Beer is part of a core group of space enthusiasts using Planet Four: Ridges who regularly discuss their observations and ideas. One member, Bill Hood of Manitoba, Canada, a geologist who does mineral exploration for mining companies, describes the group as a “subculture.” Retired IT specialist Fernando Nogal of Lisbon, Portugal, has a reputation for being “the database guy,” and has been fascinated by the Martian south pole. Besides talking about Mars, there are jokes about cricket and weather reports from each person’s pocket of the globe. “I bring the cold weather and ice perspective to the discussion,” Hood said.
Beer’s highest level of education is high school, and she has had a wide variety of jobs, from working in a bakery to assisting with research in child psychology. She was born in Germany, but also lived in the United States and Central America before settling in an area of Australia home to kangaroos, horses, llamas and alpacas.

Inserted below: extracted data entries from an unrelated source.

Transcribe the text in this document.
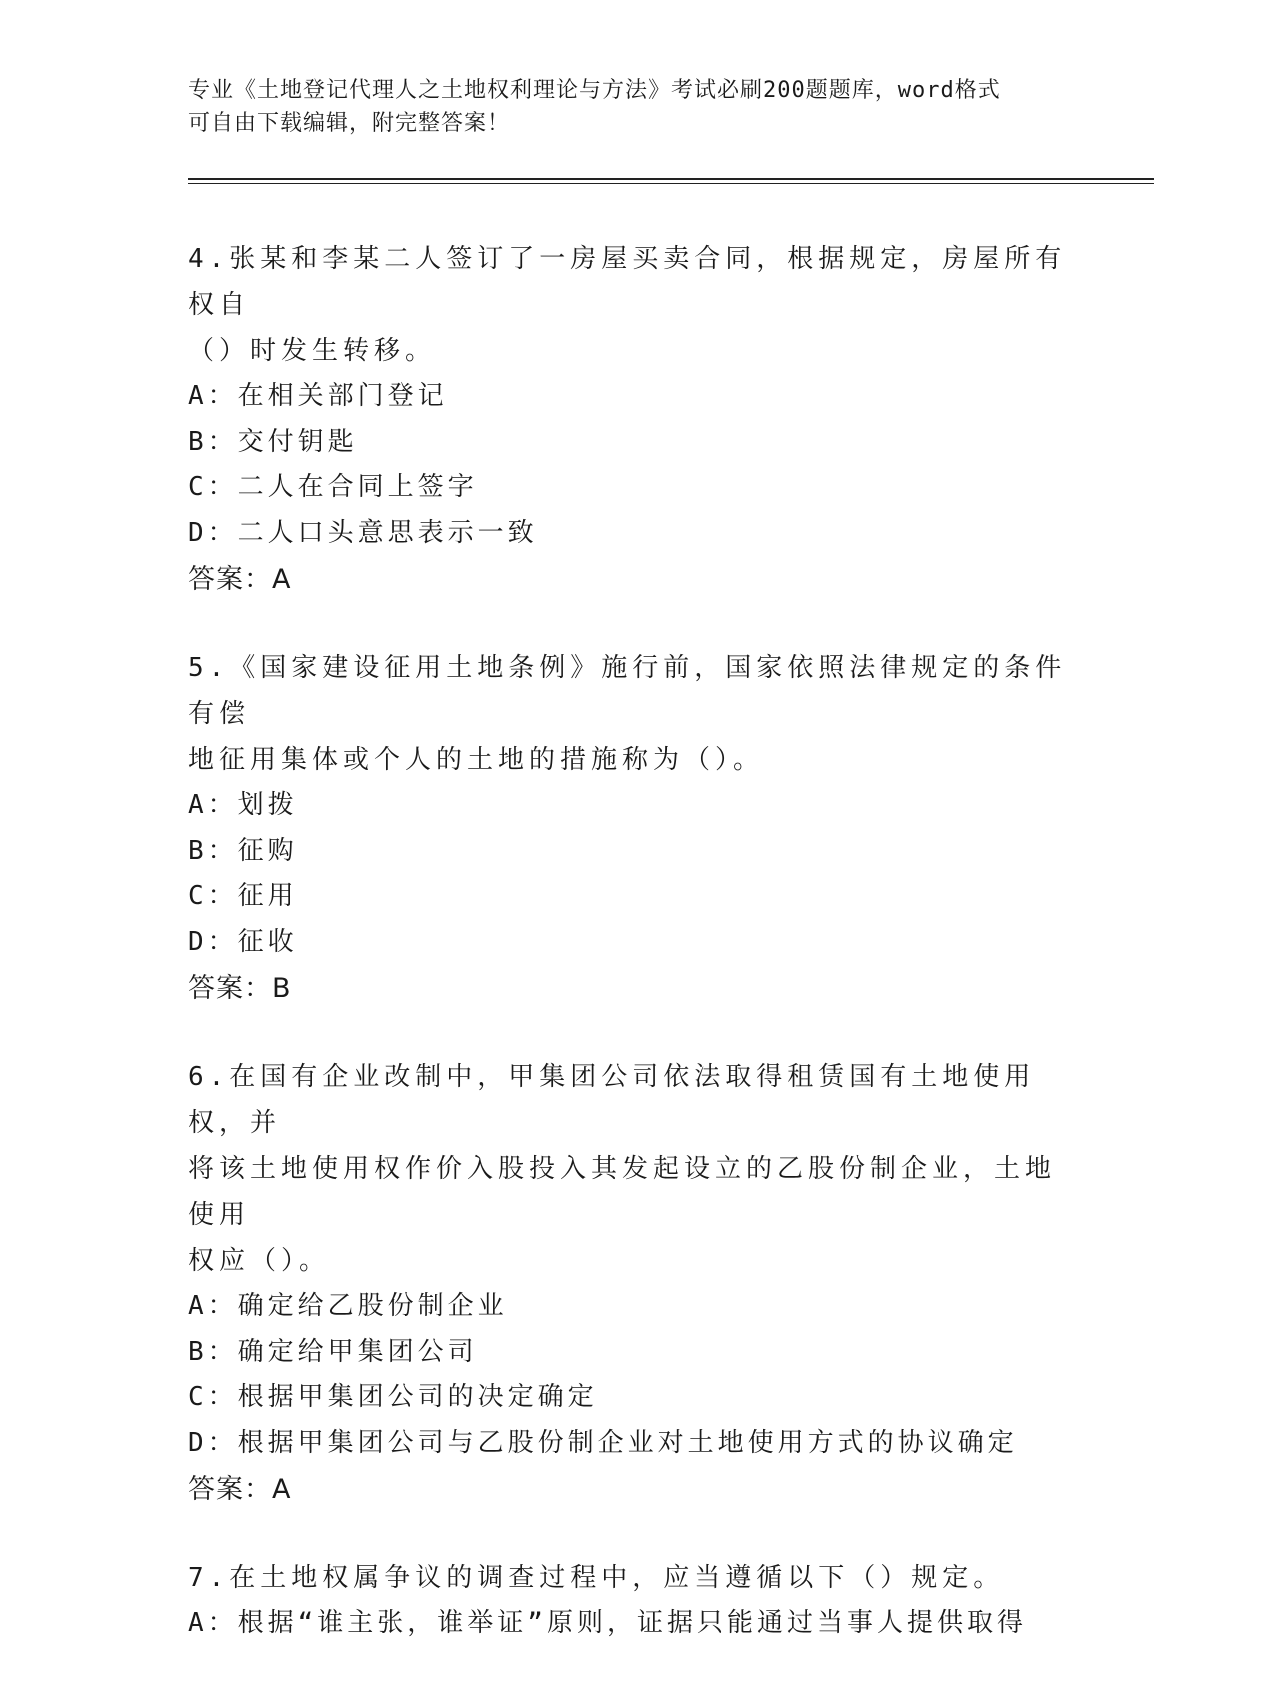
专业《土地登记代理人之土地权利理论与方法》考试必刷200题题库，word格式
可自由下载编辑，附完整答案！

4.张某和李某二人签订了一房屋买卖合同，根据规定，房屋所有权自

（）时发生转移。

A：在相关部门登记

B：交付钥匙

C：二人在合同上签字

D：二人口头意思表示一致

答案：A

5.《国家建设征用土地条例》施行前，国家依照法律规定的条件有偿

地征用集体或个人的土地的措施称为（）。

A：划拨

B：征购

C：征用

D：征收

答案：B

6.在国有企业改制中，甲集团公司依法取得租赁国有土地使用权，并

将该土地使用权作价入股投入其发起设立的乙股份制企业，土地使用

权应（）。

A：确定给乙股份制企业

B：确定给甲集团公司

C：根据甲集团公司的决定确定

D：根据甲集团公司与乙股份制企业对土地使用方式的协议确定

答案：A

7.在土地权属争议的调查过程中，应当遵循以下（）规定。

A：根据“谁主张，谁举证”原则，证据只能通过当事人提供取得
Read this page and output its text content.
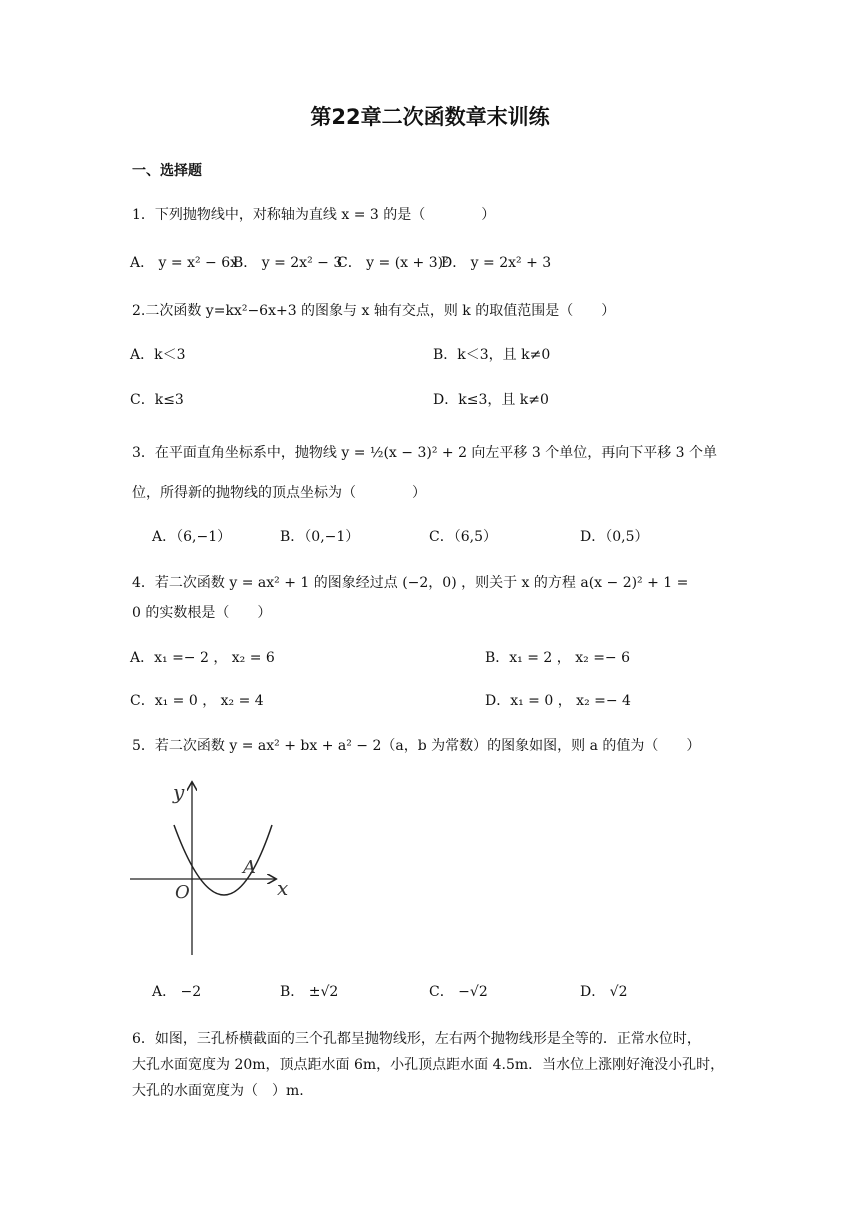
第22章二次函数章末训练
一、选择题
1．下列抛物线中，对称轴为直线 x = 3 的是（　　　　）
A． y = x² − 6x
B． y = 2x² − 3
C． y = (x + 3)²
D． y = 2x² + 3
2.二次函数 y=kx²−6x+3 的图象与 x 轴有交点，则 k 的取值范围是（　　）
A．k＜3	B．k＜3，且 k≠0
C．k≤3	D．k≤3，且 k≠0
3．在平面直角坐标系中，抛物线 y = ½(x − 3)² + 2 向左平移 3 个单位，再向下平移 3 个单
位，所得新的抛物线的顶点坐标为（　　　　）
A．（6,−1）	B．（0,−1）	C．（6,5）	D．（0,5）
4．若二次函数 y = ax² + 1 的图象经过点 (−2，0) ，则关于 x 的方程 a(x − 2)² + 1 =
0 的实数根是（　　）
A．x₁ =− 2 ， x₂ = 6	B．x₁ = 2 ， x₂ =− 6
C．x₁ = 0 ， x₂ = 4	D．x₁ = 0 ， x₂ =− 4
5．若二次函数 y = ax² + bx + a² − 2（a，b 为常数）的图象如图，则 a 的值为（　　）
y
x
O
A
A． −2	B． ±√2	C． −√2	D． √2
6．如图，三孔桥横截面的三个孔都呈抛物线形，左右两个抛物线形是全等的．正常水位时，
大孔水面宽度为 20m，顶点距水面 6m，小孔顶点距水面 4.5m．当水位上涨刚好淹没小孔时，
大孔的水面宽度为（　）m.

“People think I’m from Canada because of my strange accent,” she said. “I say, ‘no, I’m from Earth.’”
When she’s not looking for ridges on Mars, Beer enjoys making art. Drawing is difficult these days because her hands twitch, but she still designs colorful tapestries and jewelry — which also involves her keen sense of pattern recognition. She also loved mountain climbing when she was physically able to do it, and dreamed of seeing the Moon from space.
“If I was healthy, they could have sent me to Mars, to the Moon. I would have gone,” Beer said.
“But I’ve got a page [screen] saver that’s got the Moon and Earth rising. That’s how things are. You never know. I’m just glad I’ve got something to keep me occupied. I think my mind needs that.”